I was wrong before, I can come harder. Val wraps an arm around my shoulders, pushing my chest into his while my pussy pulls around him in long, slow, hard pulses, reshaping me into something entirely new.
He kisses me, grinding into me softly and moaning into my mouth while we ride the waves all the way out, slowing just as the last of our magic settles into the deadened conservatory, transforming it into a picture of vitality.
It lasts forever and yet not long enough, us merging in the most intense possible way. This is our union. The binding of our souls.
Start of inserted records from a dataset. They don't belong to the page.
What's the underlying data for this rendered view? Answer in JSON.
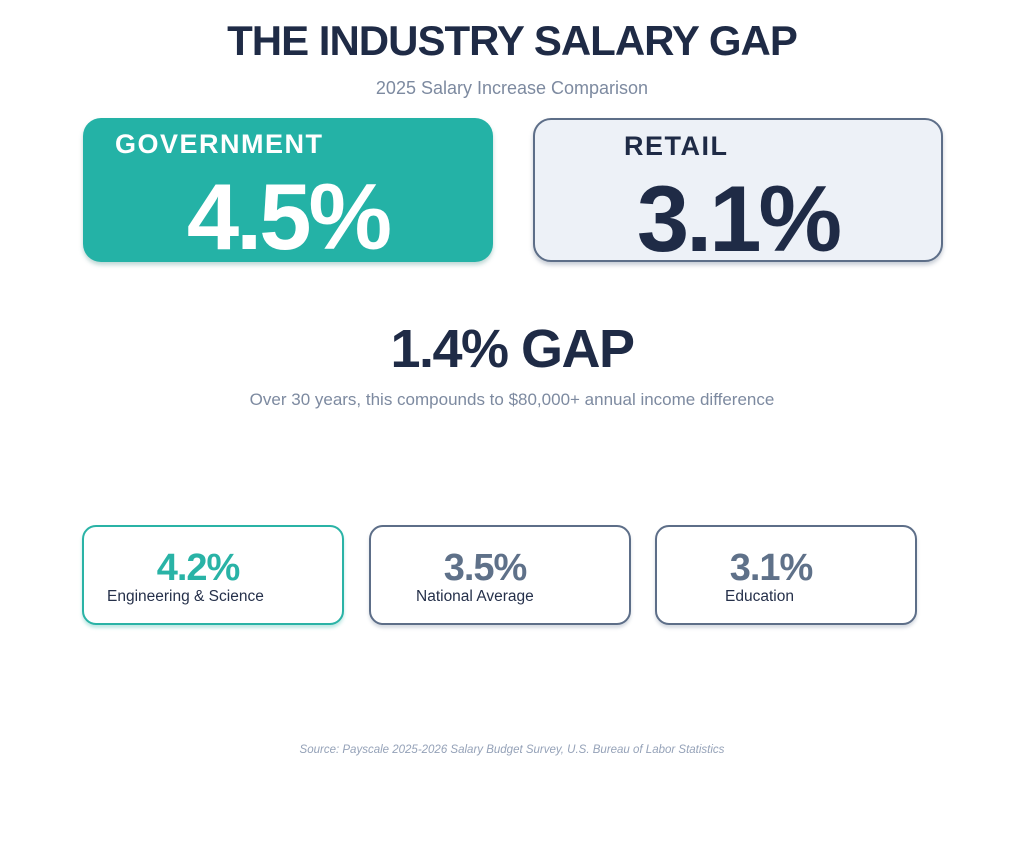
{
  "header": {
    "title": "THE INDUSTRY SALARY GAP",
    "subtitle": "2025 Salary Increase Comparison"
  },
  "comparison": {
    "government": {
      "label": "GOVERNMENT",
      "value": "4.5%"
    },
    "retail": {
      "label": "RETAIL",
      "value": "3.1%"
    }
  },
  "gap": {
    "headline": "1.4% GAP",
    "note": "Over 30 years, this compounds to $80,000+ annual income difference"
  },
  "stats": [
    {
      "value": "4.2%",
      "label": "Engineering & Science"
    },
    {
      "value": "3.5%",
      "label": "National Average"
    },
    {
      "value": "3.1%",
      "label": "Education"
    }
  ],
  "footer": {
    "source": "Source: Payscale 2025-2026 Salary Budget Survey, U.S. Bureau of Labor Statistics"
  },
  "colors": {
    "teal": "#24b2a6",
    "navy": "#1f2b46",
    "slate": "#5f7189",
    "slate_border": "#5d6e88",
    "retail_card_bg": "#edf1f7",
    "muted_text": "#7d8aa0",
    "source_text": "#95a2b8",
    "background": "#ffffff"
  },
  "chart_data": {
    "type": "table",
    "title": "THE INDUSTRY SALARY GAP",
    "subtitle": "2025 Salary Increase Comparison",
    "categories": [
      "Government",
      "Retail",
      "Engineering & Science",
      "National Average",
      "Education"
    ],
    "values": [
      4.5,
      3.1,
      4.2,
      3.5,
      3.1
    ],
    "unit": "% salary increase",
    "annotations": [
      "1.4% GAP",
      "Over 30 years, this compounds to $80,000+ annual income difference"
    ],
    "source": "Payscale 2025-2026 Salary Budget Survey, U.S. Bureau of Labor Statistics"
  }
}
More meaningful than our wedding as we fully accept each other and all we have to give.
Our breaths slow, heart rates settle. I wait for Val to put distance between us. To remove himself from between my legs. Instead, he stays right where he is. In no hurry whatsoever to leave from where we’ve settled, calmness washing over us both.
Gentle fingers stroke over my cheeks, my nose, my brows. Every inch of my face, Val clocking each one of his motions, memorizing the feel of my skin and the sight of his against it. He punctuates the end of each exploration and beginning of another with a gentle press of lips against mine.
It’s just as intimate as what we just did, never mind the fact that Val is still inside of me.
I may have been afraid, in that moment of relinquishment.
But in the quiet of the afterglow, for the first time in my life, I feel safe.
Cherished. Accepted and desired for all that I am, wrapped in the embrace of my husband, nestling my head into the warmth of his chest.
A closeness that I will now forever crave.